In an increasingly competitive environment, our business delivered a sound operating result for the first half of the 2015 financial year.

Our underlying profitability and performance remained strong, shown by an underlying margin of 13.3%, compared to the 13.7% underlying margin we reported in the first half of last financial year

Our reported insurance margin of 13.4% moved from 17.5% in the first half of last financial year, affected by:

  • net natural peril claim costs of $421 million, which were $71 million more than the half year allowance and included $165 million for the Brisbane storm in November 2014;
  • lower prior period reserve releases of $92 million, equivalent to 1.8% of net earned premium (NEP), compared to 4.3% in the first half of the 2014 financial year; and
  • a similar-sized favourable impact from the narrowing of credit spreads, of $40 million.

Our gross written premium (GWP) grew by 17.1% to $5.6 billion, largely reflecting the first-time addition of the former Wesfarmers business. Like-for-like GWP growth was relatively flat, influenced by:

  • modest volume growth in personal lines, which was broadly in line with the industry;
  • heightened competition in commercial products, in both Australia and New Zealand; and
  • the ongoing relative absence of cost pressures, resulting in minimal cause for rate increases.

Insurance profit was $693 million for the half year, compared to $758 million in the prior corresponding period. Investment income on shareholders’ funds was $137 million, more than 40% lower than for the same period last year, which saw particularly strong equity market returns. Net profit after tax was nearly 10% lower, at $579 million.

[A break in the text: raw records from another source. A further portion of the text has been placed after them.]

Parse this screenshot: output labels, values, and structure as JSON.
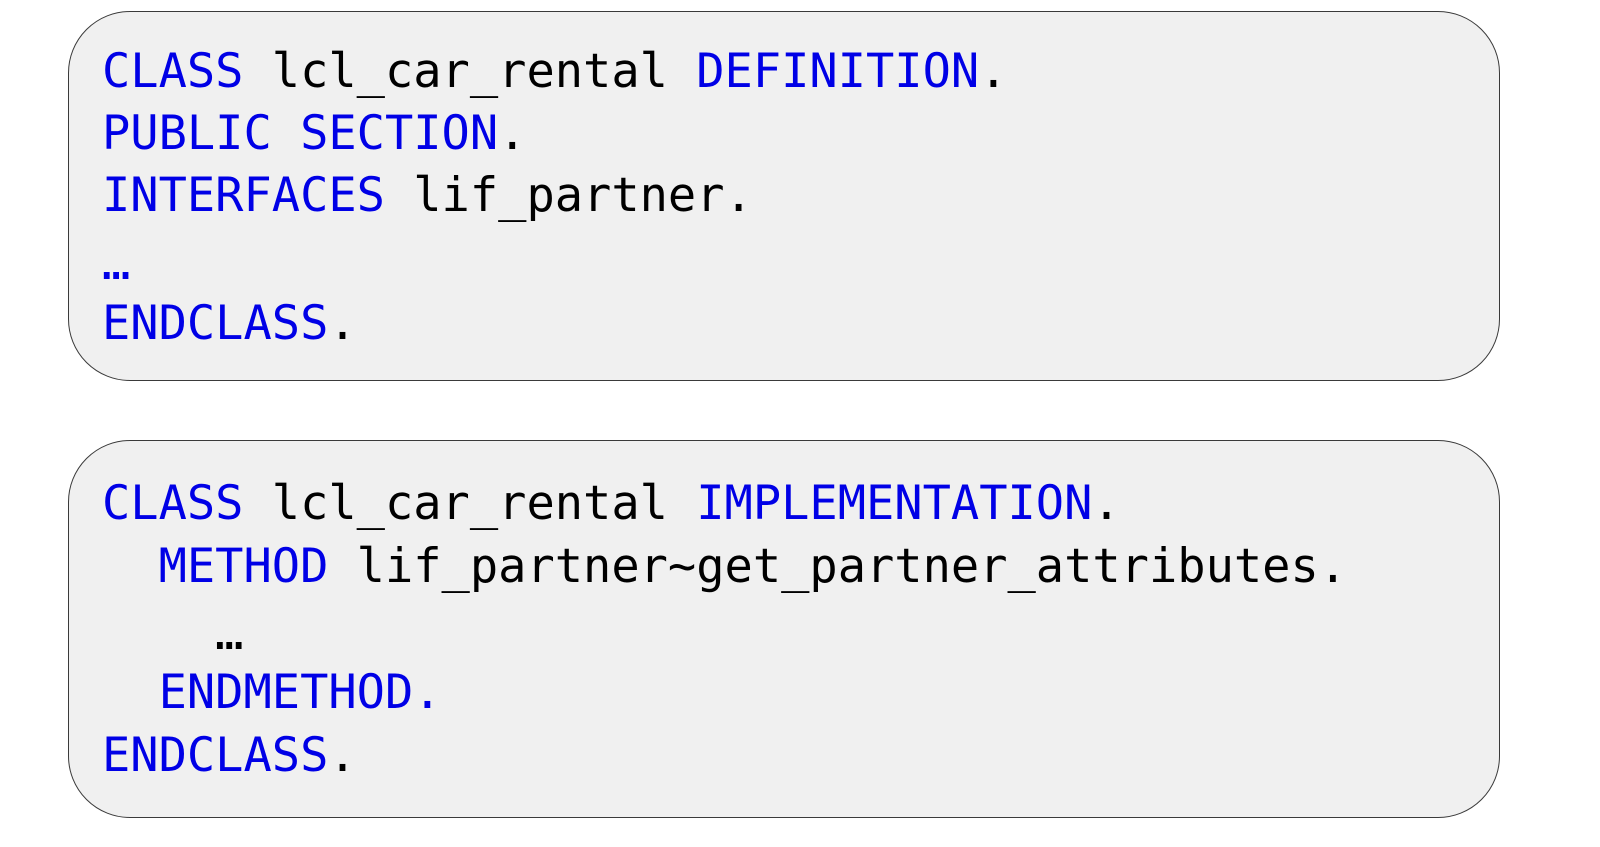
{
  "colors": {
    "keyword": "#0000e6",
    "text": "#000000",
    "box_fill": "#f0f0f0",
    "box_border": "#3a3a3a"
  },
  "definition_block": {
    "line1": {
      "kw1": "CLASS",
      "name": " lcl_car_rental ",
      "kw2": "DEFINITION",
      "end": "."
    },
    "line2": {
      "kw1": "PUBLIC SECTION",
      "end": "."
    },
    "line3": {
      "kw1": "INTERFACES",
      "rest": " lif_partner."
    },
    "line4": {
      "text": "…"
    },
    "line5": {
      "kw1": "ENDCLASS",
      "end": "."
    }
  },
  "implementation_block": {
    "line1": {
      "kw1": "CLASS",
      "name": " lcl_car_rental ",
      "kw2": "IMPLEMENTATION",
      "end": "."
    },
    "line2": {
      "indent": "  ",
      "kw1": "METHOD",
      "rest": " lif_partner~get_partner_attributes."
    },
    "line3": {
      "text": "    …"
    },
    "line4": {
      "indent": "  ",
      "kw1": "ENDMETHOD."
    },
    "line5": {
      "kw1": "ENDCLASS",
      "end": "."
    }
  }
}
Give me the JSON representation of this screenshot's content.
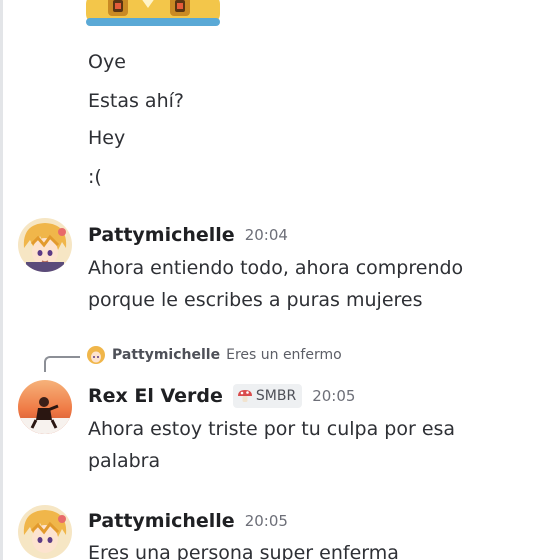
{
  "earlier_lines": [
    "Oye",
    "Estas ahí?",
    "Hey",
    ":("
  ],
  "messages": [
    {
      "username": "Pattymichelle",
      "time": "20:04",
      "lines": [
        "Ahora entiendo todo, ahora comprendo",
        "porque le escribes a puras mujeres"
      ]
    },
    {
      "username": "Rex El Verde",
      "role_tag": "SMBR",
      "time": "20:05",
      "reply": {
        "username": "Pattymichelle",
        "text": "Eres un enfermo"
      },
      "lines": [
        "Ahora estoy triste por tu culpa por esa",
        "palabra"
      ]
    },
    {
      "username": "Pattymichelle",
      "time": "20:05",
      "lines": [
        "Eres una persona super enferma"
      ]
    }
  ],
  "colors": {
    "username": "#1f2023",
    "timestamp": "#6d6f78",
    "text": "#2e3035",
    "sticker_gold": "#f3c64a",
    "sticker_blue": "#5aa9d6"
  },
  "icons": {
    "avatar_patty": "anime-girl-avatar",
    "avatar_rex": "sunset-figure-avatar",
    "role_icon": "mushroom-icon",
    "sticker": "sticker-image"
  }
}
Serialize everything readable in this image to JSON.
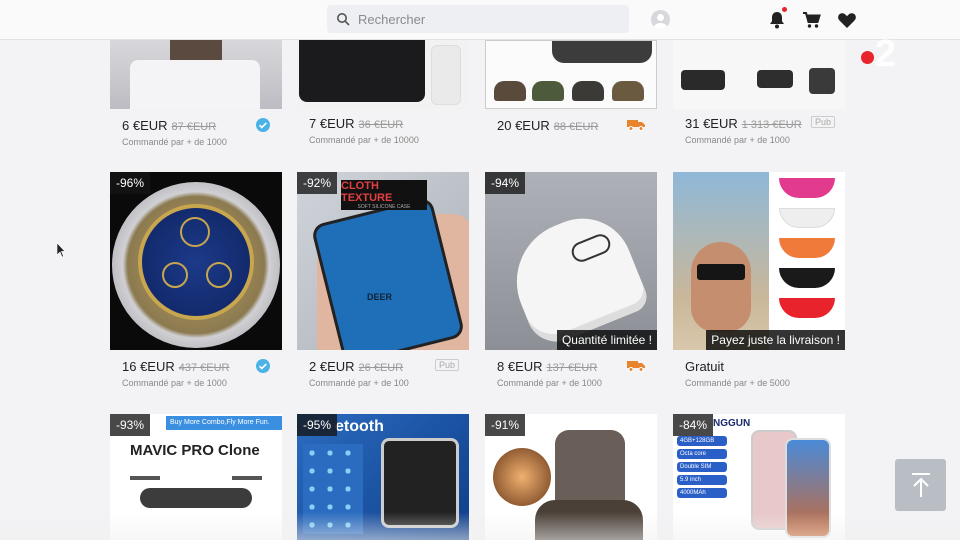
{
  "header": {
    "search_placeholder": "Rechercher",
    "icons": [
      "search-icon",
      "avatar-icon",
      "bell-icon",
      "cart-icon",
      "heart-icon"
    ]
  },
  "channel_logo": {
    "text": "2",
    "dot_color": "#e8232b"
  },
  "colors": {
    "verified": "#4ab2e6",
    "shipping": "#e8842d",
    "badge_bg": "#141414"
  },
  "rows": [
    {
      "cards": [
        {
          "price": "6 €EUR",
          "old_price": "87 €EUR",
          "ordered": "Commandé par + de 1000",
          "tag": "verified"
        },
        {
          "price": "7 €EUR",
          "old_price": "36 €EUR",
          "ordered": "Commandé par + de 10000",
          "tag": ""
        },
        {
          "price": "20 €EUR",
          "old_price": "88 €EUR",
          "ordered": "",
          "tag": "shipping"
        },
        {
          "price": "31 €EUR",
          "old_price": "1 313 €EUR",
          "ordered": "Commandé par + de 1000",
          "tag": "Pub"
        }
      ]
    },
    {
      "cards": [
        {
          "discount": "-96%",
          "price": "16 €EUR",
          "old_price": "437 €EUR",
          "ordered": "Commandé par + de 1000",
          "tag": "verified",
          "ribbon": ""
        },
        {
          "discount": "-92%",
          "price": "2 €EUR",
          "old_price": "26 €EUR",
          "ordered": "Commandé par + de 100",
          "tag": "Pub",
          "ribbon": "",
          "img_text_title": "CLOTH TEXTURE",
          "img_text_sub": "SOFT SILICONE CASE",
          "img_text_brand": "DEER"
        },
        {
          "discount": "-94%",
          "price": "8 €EUR",
          "old_price": "137 €EUR",
          "ordered": "Commandé par + de 1000",
          "tag": "shipping",
          "ribbon": "Quantité limitée !"
        },
        {
          "discount": "",
          "price": "Gratuit",
          "old_price": "",
          "ordered": "Commandé par + de 5000",
          "tag": "",
          "ribbon": "Payez juste la livraison !"
        }
      ]
    },
    {
      "cards": [
        {
          "discount": "-93%",
          "img_title": "MAVIC PRO Clone",
          "img_banner": "Buy More Combo,Fly More Fun."
        },
        {
          "discount": "-95%",
          "img_title": "etooth"
        },
        {
          "discount": "-91%"
        },
        {
          "discount": "-84%",
          "img_title": "NGGUN",
          "img_specs": [
            "4GB+128GB",
            "Octa core",
            "Double SIM",
            "5.9 inch",
            "4000MAh"
          ]
        }
      ]
    }
  ]
}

In December 2014, IAG increased its gross claims reserves for the FY11 Canterbury earthquakes in New Zealand by NZ$950 million. These reserves remain within the Group’s applicable reinsurance covers. While the Group believes it has adopted an appropriate reserving position, given the complexity of the Canterbury earthquake events, there remains a degree of uncertainty as to the ultimate cost.

Our plans to integrate the former Wesfarmers business and implement a new operating model in Australia delivered modest early benefits this half. We are confident we will achieve our targeted pre-tax run rate of $80 million by the conclusion of the 2015 financial year, and a $230 million run rate by the end of the 2016 financial year.

DIVISIONAL RESULTS

  • Our largest business, Personal Insurance, performed well, growing its GWP by 4.3% to $2,802 million, largely through the first-time addition of business associated with the former Wesfarmers business, including Coles. Like-for-like growth was modest and broadly in line with the industry, and the business delivered a strong underlying margin of 14%.
  • Commercial Insurance grew GWP by 43.9%, to $1,514 million, reflecting the addition of the former Wesfarmers business. Like-for-like GWP growth was slightly lower as the business maintained underwriting discipline in an increasingly competitive market. Commercial Insurance maintained its double digit underlying margin; its reported margin of 6.6% was affected by natural peril experience.
  • Our New Zealand business increased GWP by 26.2%, to $1,116 million, after incorporating the local Lumley Insurance business, and with a favourable foreign exchange translation effect. Local currency GWP growth was 22.2% and like-for-like GWP growth was modest.
  • Asia’s overall earnings contribution increased to $17 million (from $7 million in the first half of the last financial year) and on a proportional basis, GWP increased by 4.8%, aided by a return to growth in Thailand, and continued strong growth in India.

DIVIDEND AND CAPITAL

The Group’s capital position remains strong, and the Board has declared a fully franked interim dividend of 13 cents per share, to be paid on 1 April 2015 to shareholders registered at 5pm on 4 March 2015.

OUTLOOK

We maintain our reported insurance margin guidance of 13.5-15.5% for the 2015 financial year1, and expect GWP growth to be at the lower end of our 17-20% guidance range.

Brian Schwartz

BRIAN SCHWARTZ AM

CHAIRMAN

Brian Schwartz

MICHAEL WILKINS

MANAGING DIRECTOR AND
CHIEF EXECUTIVE OFFICER

1 The assumptions underlying our reported insurance margin guideline include:

  • Net losses from natural perils in line with allowance of $700 million;
  • Prior period reserve releases equivalent to around 2% of NEP; and
  • No material movement in foreign exchange rates or investment markets in the second half of the financial year.